That’s also not a controlled trial. And it has a test group of 1. You cannot generalize from a group of 1. There are all sorts of reasons for a person exposed to the virus not to get sick, besides the vaccine. Especially if she didn’t test herself for a titer first (I haven’t seen the movie); it’s just that with any infection, she needed to make sure she didn’t have a prior asymptomatic exposure that left her immune. And you can state a priori that this virus doesn’t have any asymptomatic people infected, but I can’t suspend my disbelief for that. There’s no way to know that without performing a titer test on EVERYONE.
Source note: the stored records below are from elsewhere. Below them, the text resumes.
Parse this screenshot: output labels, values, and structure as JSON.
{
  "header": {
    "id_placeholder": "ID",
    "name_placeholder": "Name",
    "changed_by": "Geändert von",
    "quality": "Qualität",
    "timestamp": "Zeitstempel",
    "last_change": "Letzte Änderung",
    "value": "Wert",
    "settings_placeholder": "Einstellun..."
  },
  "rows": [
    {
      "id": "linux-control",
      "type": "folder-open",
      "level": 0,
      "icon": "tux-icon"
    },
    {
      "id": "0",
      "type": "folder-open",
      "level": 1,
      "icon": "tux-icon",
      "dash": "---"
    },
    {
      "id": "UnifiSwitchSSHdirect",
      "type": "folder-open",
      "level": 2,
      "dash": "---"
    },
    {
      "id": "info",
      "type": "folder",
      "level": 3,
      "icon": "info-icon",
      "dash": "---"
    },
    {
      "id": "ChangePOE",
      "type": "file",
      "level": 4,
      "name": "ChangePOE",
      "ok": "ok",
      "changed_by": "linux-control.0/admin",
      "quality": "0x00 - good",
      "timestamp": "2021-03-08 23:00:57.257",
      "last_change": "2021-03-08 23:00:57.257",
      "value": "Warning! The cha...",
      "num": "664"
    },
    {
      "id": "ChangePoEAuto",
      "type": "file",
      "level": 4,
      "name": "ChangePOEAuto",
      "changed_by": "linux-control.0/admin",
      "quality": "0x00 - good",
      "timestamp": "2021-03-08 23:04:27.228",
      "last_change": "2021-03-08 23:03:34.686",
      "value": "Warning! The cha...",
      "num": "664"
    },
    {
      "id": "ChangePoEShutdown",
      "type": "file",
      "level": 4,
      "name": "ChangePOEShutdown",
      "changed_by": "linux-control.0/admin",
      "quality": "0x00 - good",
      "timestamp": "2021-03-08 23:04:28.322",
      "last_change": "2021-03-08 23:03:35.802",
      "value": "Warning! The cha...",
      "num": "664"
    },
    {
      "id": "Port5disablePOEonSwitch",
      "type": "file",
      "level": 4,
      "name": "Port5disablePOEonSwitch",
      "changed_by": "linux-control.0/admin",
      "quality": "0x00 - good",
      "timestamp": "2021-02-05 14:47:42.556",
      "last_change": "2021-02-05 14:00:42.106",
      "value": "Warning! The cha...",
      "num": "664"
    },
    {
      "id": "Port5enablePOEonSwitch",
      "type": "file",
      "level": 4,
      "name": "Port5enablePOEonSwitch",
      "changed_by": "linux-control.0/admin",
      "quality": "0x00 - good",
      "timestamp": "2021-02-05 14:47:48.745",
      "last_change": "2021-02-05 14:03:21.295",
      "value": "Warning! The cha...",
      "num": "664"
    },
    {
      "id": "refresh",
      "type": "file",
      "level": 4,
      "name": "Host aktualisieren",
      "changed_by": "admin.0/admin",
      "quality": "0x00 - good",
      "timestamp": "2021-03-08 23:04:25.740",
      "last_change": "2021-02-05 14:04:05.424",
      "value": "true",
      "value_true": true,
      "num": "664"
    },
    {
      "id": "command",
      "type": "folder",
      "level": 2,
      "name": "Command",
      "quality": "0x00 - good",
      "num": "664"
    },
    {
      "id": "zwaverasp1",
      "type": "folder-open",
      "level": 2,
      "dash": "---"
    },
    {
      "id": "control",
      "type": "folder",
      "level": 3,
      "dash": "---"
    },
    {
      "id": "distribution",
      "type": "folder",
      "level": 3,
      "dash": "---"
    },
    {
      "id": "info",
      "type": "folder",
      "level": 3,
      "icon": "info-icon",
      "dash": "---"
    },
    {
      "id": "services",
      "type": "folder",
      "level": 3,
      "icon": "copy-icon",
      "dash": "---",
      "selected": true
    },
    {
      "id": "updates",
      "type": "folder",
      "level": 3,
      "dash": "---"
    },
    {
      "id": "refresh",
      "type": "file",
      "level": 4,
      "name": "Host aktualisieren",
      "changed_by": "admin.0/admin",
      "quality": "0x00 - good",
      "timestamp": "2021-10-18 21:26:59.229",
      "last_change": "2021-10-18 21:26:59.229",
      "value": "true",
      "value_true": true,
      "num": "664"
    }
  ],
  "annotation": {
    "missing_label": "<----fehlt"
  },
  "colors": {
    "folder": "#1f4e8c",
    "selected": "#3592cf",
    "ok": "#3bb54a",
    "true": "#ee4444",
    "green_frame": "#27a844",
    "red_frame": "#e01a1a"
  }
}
Literally anything can be asymptomatic. Strep throat can be asymptomatic. It can also have nothing but but behavioral symptoms (PANDAS), or have no symptoms until a rash (scarlet fever) appears. Polio can be asymptomatic. Hell, cancer can have no manifestations that the person feels-- I had an aunt who had stage 4 breast cancer, and had absolutely no idea until she had an x-ray for a dislocated shoulder after a car accident, and they found out it had metastasized. She did self-exams, and got mammograms, and never found anything. I walked around on a broken ankle, and had no idea I’d broken it. I was 16. I didn’t find out I’d broken it until I was 41, and had an x-ray for a sprain, and they asked me why the old fracture had never been set. It must have been the “bad sprain” when I was 16, because there was no other old injury it could have been.
Anyway, they can slash a lot of red tape-- there was some legislation passed in the US called the “Orphan drug act,” IIRC, in the late 1980s. It allowed red tape to be cut for drugs that existed, but had not gone through testing to make them available, that were known to be effective for rare diseases, and were never going to be available for people with those diseases, because there was no way for a company to recoup the cost of testing in developing a drug for a rare disease.
Remember, though: the red tape is what kept the US from using thalidomide for nausea during pregnancy, as many European countries did.
The red tape has a reason.
So, in the case of an emergency, we maybe able to dispense with some things, on the model of the Orphan Drug Act, but we can’t call “killing people” red tape. There’s only so much that can be dispensed with. Especially when talking about a vaccine given to healthy people, as opposed to a drug given to people already ill.